Ülkeyi yönetenler, yurttaşların demokratik haklarını
kullanmalarına engel olmamalı, kendilerinden farklı düşünenlere de saygı
duymalıdır.Kibirlenmek, kendini başkalarından üstün görüp başkalarını
aşağılamak şeytanlık ve kâfirlik alametidir.Gerçek Müslüman, tevazu sahibidir,
alçak gönüllüdür. İnsanları bizimkiler, bizden olmayanlar diye ayıran siyaset
adamlarının bulunduğu ülkelerin
geleceği karanlık olur. Tanzimat sanatçımız Ahmet Mithat Efendi’nin şu
sözü ne kadar doğru: “Siyasetçiden aydın olmaz; çünkü onların hepsi bir fikre
angaje.” Siyasetçilerimiz,
yöneticilerimiz sadece kendi çocuklarını değil, hiçbir ayrım gözetmeden tüm
çocukları sevmeli ve onların yaşam haklarına saygı göstermelidir. Şunu herkes
iyi bellemelidir ki insanı sevmek, parayı sevmekten daha güzel ve kutsaldır.
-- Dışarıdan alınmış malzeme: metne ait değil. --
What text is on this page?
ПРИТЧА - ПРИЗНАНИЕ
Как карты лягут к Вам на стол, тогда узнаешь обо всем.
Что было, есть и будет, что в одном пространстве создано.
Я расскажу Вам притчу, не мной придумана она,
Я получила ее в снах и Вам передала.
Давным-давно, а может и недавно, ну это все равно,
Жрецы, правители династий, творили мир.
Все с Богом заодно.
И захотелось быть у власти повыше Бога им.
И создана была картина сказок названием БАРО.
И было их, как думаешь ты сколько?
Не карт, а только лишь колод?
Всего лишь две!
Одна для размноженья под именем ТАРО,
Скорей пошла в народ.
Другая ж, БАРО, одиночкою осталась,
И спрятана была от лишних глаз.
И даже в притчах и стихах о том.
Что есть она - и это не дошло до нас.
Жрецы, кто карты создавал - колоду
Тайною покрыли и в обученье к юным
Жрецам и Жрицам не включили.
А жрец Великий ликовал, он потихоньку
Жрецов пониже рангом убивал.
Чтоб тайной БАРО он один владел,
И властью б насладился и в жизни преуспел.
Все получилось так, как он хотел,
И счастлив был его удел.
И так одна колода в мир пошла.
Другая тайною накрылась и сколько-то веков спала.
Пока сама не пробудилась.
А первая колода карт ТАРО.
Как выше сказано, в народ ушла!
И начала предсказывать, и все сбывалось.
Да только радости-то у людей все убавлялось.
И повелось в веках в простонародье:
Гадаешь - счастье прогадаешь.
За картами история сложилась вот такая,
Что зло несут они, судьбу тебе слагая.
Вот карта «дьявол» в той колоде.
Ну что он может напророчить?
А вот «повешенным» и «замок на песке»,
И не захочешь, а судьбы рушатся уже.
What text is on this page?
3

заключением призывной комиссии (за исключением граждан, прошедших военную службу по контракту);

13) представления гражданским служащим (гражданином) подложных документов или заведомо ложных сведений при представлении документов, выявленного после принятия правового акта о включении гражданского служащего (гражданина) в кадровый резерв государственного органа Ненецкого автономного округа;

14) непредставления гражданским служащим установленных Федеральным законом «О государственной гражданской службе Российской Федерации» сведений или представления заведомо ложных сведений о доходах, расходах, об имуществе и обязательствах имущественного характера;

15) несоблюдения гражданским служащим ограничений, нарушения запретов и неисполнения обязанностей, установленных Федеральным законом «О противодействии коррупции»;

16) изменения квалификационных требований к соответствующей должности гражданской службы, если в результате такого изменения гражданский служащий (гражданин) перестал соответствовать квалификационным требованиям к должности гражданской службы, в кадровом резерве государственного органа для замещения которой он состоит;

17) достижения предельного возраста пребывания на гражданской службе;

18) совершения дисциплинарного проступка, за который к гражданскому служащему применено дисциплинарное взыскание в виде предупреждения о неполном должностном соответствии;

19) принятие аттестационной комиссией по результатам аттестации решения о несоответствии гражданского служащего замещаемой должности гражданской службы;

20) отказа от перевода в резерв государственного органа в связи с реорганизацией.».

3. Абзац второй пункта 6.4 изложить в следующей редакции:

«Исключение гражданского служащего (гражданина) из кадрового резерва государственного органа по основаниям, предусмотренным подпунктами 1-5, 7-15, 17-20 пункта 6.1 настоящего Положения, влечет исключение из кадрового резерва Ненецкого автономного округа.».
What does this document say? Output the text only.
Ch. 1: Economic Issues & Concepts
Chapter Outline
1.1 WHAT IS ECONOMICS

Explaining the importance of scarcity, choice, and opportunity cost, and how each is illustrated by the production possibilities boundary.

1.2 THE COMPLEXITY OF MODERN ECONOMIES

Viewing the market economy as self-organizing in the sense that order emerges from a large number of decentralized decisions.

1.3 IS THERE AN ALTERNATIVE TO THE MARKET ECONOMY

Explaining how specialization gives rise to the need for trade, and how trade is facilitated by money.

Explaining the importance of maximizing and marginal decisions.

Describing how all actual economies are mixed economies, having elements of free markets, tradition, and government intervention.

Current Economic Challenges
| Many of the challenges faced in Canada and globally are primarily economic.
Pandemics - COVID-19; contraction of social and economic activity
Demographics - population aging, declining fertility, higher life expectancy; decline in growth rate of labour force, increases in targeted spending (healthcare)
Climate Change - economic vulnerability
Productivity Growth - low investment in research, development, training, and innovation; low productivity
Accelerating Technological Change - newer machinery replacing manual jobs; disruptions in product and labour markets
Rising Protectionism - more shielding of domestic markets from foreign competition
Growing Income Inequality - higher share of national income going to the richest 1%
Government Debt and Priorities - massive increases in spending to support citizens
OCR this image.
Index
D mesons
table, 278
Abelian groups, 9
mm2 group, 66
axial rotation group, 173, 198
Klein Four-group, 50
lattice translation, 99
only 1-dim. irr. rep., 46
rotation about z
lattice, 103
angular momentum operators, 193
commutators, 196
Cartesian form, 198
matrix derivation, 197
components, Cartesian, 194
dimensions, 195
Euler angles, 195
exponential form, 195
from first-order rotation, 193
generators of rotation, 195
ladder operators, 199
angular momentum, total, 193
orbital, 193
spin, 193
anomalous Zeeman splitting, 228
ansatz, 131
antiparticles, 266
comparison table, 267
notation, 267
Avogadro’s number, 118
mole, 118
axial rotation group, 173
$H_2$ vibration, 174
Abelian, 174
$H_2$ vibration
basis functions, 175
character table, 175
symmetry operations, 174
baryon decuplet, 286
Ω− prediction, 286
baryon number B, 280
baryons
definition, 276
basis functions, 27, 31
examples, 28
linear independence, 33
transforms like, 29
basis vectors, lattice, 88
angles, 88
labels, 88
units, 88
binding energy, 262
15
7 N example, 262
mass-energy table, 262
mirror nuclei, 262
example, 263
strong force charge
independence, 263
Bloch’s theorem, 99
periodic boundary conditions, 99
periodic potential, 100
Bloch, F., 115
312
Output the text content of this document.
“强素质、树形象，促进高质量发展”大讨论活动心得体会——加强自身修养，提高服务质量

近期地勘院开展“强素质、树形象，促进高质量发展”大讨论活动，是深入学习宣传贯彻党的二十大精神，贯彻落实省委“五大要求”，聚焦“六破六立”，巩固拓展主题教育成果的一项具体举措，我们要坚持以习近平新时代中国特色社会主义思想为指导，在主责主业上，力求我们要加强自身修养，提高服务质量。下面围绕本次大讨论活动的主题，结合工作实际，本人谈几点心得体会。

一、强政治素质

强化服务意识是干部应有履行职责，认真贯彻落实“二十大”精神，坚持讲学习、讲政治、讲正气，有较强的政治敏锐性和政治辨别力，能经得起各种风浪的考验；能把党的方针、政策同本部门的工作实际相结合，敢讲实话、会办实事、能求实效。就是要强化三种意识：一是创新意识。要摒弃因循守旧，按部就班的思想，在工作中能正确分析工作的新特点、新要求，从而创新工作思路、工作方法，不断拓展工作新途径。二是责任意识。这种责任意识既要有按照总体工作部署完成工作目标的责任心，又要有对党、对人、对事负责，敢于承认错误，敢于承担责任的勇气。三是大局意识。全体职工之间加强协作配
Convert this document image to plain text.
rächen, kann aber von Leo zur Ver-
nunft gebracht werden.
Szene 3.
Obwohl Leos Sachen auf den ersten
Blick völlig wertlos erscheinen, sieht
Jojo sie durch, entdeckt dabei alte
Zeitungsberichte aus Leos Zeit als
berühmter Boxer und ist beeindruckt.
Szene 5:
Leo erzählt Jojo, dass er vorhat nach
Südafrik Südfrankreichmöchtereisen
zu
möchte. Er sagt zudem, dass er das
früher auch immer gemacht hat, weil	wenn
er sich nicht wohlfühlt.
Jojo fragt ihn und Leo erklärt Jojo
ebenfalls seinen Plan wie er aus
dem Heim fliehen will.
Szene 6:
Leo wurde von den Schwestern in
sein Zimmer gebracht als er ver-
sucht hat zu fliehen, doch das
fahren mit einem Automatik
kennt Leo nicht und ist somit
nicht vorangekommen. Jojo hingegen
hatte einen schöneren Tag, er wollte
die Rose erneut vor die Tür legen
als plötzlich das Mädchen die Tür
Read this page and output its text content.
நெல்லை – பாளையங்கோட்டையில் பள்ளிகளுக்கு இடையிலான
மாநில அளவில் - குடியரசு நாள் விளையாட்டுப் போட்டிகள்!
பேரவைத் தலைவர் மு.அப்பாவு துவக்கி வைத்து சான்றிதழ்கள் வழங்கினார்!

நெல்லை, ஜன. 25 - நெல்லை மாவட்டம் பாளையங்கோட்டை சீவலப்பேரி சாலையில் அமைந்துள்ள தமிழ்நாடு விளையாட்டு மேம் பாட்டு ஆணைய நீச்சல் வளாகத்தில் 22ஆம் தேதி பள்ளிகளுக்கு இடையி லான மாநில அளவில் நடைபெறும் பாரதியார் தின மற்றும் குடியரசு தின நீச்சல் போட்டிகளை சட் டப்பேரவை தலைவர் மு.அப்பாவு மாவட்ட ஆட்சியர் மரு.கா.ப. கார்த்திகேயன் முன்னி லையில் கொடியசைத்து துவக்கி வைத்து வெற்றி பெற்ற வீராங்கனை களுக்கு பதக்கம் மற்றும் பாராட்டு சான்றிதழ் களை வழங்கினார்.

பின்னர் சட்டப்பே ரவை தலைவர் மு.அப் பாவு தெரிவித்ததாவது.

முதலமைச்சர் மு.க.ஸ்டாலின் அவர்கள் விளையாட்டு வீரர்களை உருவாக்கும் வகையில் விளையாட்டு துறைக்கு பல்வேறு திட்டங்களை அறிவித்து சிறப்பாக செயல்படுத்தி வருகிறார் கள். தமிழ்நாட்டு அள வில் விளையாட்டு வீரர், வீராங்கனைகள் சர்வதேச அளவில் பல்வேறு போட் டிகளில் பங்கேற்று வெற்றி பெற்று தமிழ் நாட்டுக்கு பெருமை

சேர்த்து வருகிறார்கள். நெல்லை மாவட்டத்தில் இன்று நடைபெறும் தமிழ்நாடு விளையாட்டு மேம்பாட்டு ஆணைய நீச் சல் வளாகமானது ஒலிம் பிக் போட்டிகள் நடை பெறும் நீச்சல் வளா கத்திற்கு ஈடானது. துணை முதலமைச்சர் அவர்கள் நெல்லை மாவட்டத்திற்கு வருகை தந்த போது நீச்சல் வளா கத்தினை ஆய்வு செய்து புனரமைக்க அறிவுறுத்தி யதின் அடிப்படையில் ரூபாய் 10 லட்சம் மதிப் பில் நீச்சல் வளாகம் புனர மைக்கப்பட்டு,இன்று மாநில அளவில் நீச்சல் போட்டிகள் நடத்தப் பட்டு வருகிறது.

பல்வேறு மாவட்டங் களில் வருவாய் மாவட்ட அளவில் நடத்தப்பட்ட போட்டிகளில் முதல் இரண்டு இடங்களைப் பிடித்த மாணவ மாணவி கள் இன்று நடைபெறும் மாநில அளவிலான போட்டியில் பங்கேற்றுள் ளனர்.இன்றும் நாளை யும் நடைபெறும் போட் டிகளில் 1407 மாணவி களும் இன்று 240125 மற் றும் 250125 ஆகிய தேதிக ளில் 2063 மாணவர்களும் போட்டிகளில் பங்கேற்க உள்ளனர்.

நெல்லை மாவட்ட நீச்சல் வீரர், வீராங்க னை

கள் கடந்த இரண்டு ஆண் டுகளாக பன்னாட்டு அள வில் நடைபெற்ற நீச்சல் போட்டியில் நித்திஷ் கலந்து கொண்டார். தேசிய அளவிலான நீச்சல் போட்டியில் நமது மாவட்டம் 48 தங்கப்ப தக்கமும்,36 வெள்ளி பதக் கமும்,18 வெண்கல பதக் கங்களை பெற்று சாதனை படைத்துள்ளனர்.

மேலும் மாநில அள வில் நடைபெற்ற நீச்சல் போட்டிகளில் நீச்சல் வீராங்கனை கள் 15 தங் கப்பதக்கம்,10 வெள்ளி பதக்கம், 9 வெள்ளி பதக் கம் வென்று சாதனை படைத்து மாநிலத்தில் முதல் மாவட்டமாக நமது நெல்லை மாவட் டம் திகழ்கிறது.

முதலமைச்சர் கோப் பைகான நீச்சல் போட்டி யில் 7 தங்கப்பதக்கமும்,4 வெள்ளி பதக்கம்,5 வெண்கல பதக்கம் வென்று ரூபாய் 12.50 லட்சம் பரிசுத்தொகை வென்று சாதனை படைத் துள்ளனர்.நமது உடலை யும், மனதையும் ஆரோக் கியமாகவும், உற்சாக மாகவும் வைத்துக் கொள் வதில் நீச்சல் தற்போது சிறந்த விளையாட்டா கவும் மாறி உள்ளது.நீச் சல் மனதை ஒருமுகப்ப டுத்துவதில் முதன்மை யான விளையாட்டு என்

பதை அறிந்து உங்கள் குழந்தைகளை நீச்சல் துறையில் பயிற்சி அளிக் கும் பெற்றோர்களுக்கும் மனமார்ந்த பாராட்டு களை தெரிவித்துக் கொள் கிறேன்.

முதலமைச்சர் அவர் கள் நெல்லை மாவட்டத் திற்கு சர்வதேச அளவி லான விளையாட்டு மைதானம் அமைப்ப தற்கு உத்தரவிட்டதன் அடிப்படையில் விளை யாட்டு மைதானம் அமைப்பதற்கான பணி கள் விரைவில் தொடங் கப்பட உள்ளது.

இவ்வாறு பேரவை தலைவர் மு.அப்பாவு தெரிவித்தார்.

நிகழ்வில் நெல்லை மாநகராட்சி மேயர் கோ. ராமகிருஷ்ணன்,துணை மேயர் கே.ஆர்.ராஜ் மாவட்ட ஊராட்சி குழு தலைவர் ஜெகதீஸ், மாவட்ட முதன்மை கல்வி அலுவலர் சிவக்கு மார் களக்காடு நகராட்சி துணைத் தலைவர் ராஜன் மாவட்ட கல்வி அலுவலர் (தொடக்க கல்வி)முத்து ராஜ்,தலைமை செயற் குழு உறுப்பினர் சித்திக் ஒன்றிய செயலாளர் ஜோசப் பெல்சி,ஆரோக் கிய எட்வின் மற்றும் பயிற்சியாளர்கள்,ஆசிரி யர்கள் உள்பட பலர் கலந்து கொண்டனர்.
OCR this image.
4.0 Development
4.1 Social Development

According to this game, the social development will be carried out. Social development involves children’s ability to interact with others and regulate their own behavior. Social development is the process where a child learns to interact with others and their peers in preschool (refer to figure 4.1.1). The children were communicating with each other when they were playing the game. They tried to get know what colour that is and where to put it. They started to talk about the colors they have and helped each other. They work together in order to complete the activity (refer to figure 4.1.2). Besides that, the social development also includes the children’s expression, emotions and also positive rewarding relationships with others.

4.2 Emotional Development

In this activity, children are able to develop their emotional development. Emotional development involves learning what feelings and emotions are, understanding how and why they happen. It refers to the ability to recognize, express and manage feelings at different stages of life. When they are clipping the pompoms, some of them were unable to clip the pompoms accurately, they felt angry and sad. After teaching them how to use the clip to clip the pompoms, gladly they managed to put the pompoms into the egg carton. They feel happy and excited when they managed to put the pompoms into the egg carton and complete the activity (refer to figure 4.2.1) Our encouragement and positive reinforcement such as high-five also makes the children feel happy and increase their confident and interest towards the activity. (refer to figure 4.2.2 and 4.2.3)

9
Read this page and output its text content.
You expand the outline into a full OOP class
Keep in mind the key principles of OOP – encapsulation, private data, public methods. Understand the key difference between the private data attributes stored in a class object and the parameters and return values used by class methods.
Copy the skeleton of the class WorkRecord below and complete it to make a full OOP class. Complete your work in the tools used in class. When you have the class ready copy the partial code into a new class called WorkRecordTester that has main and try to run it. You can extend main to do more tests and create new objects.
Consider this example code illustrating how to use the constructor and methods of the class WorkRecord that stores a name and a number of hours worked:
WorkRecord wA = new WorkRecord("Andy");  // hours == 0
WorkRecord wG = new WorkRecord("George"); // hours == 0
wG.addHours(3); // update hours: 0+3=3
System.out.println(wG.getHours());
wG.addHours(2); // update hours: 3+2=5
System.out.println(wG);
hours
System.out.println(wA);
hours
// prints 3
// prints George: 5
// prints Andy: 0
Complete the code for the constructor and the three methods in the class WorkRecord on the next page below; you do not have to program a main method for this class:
Bazılarına kol kanat gerip sınırsız haklar tanımak, bazılarına hiçbir hak
tanımamak ve onları ötekileştirmek uygar ve demokratik bir ülkeye yakışmaz.
Evet, Aziz Hoca gerçekten gaza geldi. Bu duygu ve düşüncelerimi sizlerle
paylaşmak beni biraz olsun rahatlattı. Bu vesile ile herkese gazsız, bol
güneşli ve huzurlu günler diliyorum.